Please check their repositories: multicodec, multibase, multihash.

Q. Why does CID exist?

We were using base58btc encoded multihashes in IPFS, and then we needed to switch formats to IPLD. We struggled with lots of problems of addressing data with different formats until we created CIDs. You can read the history of this format here: ipfs/specs#130

Q. Is the use of multicodec similar to file extensions?

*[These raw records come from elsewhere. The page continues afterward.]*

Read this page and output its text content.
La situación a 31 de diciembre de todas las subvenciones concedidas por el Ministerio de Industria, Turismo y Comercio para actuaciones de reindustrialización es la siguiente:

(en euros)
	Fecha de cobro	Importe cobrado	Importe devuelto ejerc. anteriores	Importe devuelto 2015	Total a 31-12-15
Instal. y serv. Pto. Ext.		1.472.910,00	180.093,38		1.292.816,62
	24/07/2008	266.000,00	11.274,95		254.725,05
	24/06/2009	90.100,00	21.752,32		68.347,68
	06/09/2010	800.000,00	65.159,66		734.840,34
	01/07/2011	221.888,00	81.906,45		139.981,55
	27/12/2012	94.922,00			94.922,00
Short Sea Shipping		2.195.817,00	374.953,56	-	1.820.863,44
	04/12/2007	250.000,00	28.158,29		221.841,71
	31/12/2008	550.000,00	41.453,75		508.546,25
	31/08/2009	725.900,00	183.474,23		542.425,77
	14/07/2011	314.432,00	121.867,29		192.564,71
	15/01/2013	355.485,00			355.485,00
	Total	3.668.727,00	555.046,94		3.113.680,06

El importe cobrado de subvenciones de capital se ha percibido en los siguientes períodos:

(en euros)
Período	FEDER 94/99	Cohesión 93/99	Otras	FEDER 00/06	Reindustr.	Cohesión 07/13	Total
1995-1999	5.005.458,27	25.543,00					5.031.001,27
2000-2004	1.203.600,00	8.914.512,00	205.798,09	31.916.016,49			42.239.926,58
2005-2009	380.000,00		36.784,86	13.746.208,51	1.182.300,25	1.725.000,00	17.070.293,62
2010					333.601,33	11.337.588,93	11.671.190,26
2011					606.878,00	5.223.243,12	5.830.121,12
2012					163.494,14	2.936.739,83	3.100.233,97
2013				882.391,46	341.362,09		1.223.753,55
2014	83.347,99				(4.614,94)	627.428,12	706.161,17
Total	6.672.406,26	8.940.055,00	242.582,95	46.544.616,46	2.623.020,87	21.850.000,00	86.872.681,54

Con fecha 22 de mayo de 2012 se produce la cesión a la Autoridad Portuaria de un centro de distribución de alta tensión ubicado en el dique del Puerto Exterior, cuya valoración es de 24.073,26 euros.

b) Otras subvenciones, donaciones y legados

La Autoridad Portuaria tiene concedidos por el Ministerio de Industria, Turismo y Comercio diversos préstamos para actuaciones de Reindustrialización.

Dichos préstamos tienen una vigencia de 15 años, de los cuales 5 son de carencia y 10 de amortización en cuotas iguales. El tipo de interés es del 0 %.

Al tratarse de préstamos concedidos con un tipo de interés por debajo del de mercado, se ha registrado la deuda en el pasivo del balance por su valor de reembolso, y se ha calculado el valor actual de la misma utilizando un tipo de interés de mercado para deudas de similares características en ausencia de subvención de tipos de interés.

Yes, kind of! like a file extension, the multicodec identifier establishes the format of the data. Unlike file extensions, these are in the middle of the identifier and not meant to be changed by users. There is also a short table of supported formats.

Q. What formats (multicodec codes) does CID support?

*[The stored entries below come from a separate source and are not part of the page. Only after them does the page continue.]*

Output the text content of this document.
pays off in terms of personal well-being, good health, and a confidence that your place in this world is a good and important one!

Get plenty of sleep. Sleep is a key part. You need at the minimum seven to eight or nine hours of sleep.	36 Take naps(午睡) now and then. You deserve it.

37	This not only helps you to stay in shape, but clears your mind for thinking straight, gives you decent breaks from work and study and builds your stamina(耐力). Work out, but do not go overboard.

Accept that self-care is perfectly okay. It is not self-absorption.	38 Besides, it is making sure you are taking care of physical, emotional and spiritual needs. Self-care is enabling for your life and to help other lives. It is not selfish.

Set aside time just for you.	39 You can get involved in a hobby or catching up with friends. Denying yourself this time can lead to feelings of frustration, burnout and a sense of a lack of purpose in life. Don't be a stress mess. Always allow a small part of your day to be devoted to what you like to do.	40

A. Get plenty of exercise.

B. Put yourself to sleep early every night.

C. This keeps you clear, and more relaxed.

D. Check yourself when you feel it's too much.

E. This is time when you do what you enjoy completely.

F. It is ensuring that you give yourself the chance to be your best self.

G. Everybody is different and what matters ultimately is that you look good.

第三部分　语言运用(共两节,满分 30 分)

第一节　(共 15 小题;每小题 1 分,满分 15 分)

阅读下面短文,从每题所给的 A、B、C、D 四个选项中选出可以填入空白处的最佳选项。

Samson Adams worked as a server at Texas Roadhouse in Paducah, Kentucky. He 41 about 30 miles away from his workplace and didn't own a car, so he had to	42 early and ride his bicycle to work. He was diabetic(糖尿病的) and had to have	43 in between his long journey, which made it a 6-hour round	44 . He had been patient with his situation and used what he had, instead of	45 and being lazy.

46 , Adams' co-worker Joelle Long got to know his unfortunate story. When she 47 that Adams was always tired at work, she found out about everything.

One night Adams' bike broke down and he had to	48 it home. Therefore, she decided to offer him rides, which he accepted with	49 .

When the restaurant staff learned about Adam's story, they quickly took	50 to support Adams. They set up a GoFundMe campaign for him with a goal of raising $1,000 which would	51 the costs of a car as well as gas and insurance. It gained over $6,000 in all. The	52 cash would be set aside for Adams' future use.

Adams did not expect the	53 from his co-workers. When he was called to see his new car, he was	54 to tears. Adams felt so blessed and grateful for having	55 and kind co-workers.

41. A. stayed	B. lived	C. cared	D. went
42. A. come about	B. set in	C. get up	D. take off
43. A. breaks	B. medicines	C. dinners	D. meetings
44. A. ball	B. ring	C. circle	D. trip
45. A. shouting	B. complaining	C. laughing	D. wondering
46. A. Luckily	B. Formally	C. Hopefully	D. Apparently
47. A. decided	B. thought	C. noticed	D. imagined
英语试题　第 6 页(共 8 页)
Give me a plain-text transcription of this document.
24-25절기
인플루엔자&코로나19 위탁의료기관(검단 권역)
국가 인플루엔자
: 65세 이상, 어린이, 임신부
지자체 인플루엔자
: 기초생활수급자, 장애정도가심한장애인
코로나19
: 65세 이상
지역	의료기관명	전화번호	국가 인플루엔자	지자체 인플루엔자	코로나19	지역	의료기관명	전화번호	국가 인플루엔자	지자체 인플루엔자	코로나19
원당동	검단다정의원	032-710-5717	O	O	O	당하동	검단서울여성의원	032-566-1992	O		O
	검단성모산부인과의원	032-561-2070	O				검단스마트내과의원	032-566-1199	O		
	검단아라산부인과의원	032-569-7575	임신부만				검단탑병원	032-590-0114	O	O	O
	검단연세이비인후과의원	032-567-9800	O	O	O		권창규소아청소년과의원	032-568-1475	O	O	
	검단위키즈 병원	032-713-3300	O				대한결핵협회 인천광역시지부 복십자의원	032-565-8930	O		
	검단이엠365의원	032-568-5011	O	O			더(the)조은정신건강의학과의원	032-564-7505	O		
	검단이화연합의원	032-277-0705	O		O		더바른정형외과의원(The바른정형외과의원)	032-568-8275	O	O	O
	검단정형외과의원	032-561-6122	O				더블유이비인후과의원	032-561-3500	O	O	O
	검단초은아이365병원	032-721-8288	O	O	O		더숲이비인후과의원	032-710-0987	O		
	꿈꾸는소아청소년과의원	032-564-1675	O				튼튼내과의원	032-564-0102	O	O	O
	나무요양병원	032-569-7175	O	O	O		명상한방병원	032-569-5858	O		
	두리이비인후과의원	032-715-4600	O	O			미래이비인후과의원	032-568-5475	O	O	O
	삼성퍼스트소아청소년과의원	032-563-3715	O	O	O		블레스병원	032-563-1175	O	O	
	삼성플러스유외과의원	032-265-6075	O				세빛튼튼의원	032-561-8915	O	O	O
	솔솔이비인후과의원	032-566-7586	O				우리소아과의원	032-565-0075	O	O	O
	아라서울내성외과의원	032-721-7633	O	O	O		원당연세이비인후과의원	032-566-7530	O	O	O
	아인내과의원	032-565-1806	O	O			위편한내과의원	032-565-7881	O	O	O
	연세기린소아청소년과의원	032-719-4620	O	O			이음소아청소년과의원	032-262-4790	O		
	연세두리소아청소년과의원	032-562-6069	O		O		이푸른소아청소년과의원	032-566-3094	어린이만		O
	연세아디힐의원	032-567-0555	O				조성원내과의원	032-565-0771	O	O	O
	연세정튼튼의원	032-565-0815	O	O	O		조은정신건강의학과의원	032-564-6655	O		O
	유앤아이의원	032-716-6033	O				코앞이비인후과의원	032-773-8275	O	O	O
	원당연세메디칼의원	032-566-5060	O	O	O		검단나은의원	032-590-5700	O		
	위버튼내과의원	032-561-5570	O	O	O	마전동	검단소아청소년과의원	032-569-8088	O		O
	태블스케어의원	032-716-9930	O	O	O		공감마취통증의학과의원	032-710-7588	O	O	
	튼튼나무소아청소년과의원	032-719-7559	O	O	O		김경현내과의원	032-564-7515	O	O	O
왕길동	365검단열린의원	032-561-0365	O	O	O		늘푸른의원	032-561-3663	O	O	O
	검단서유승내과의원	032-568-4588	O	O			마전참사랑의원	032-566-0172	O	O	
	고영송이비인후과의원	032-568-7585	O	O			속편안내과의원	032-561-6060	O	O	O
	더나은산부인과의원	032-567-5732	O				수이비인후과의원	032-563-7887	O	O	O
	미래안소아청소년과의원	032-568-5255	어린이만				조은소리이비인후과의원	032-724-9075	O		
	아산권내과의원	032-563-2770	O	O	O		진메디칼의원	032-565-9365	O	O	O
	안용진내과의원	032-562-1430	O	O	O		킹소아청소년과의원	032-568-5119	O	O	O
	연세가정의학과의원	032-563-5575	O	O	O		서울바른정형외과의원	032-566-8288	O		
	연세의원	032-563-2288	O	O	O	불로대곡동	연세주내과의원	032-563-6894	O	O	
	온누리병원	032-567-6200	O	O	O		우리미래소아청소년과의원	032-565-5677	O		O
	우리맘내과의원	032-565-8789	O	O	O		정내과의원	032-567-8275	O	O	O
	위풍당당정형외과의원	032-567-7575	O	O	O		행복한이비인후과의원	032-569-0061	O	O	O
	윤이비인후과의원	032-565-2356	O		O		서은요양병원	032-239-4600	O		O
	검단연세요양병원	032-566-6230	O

We are figuring this out at this time. It will likely be a subset of multicodecs for secure distributed systems. So far, we want to address IPFS's UnixFS and raw blocks (dag-pb, raw), IPNS's libp2p-key, and IPLD's dag-json/dag-cbor formats.

Q. What is the process for updating CID specification (e.g., adding a new version)?

CIDs are a well established standard. IPFS uses CIDs for content-addressing and IPNS. Making changes to such key protocol requires a careful review which should include feedback from implementers and stakeholders across ecosystem.

Due to this, changes to CID specification MUST be submitted as an improvement proposal to ipfs/specs repository (PR with IPIP document), and follow the IPIP process described there.

Maintainers

Captain: @jbenet.

Contribute

Contributions welcome. Please check out the issues.

Check out our contributing document for more information on how we work, and about contributing in general. Please be aware that all interactions related to IPLD are subject to the IPFS Code of Conduct.

Small note: If editing the README, please conform to the standard-readme specification.

License

This repository is only for documents. These are licensed under a CC-BY 3.0 Unported License © 2016 Protocol Labs Inc.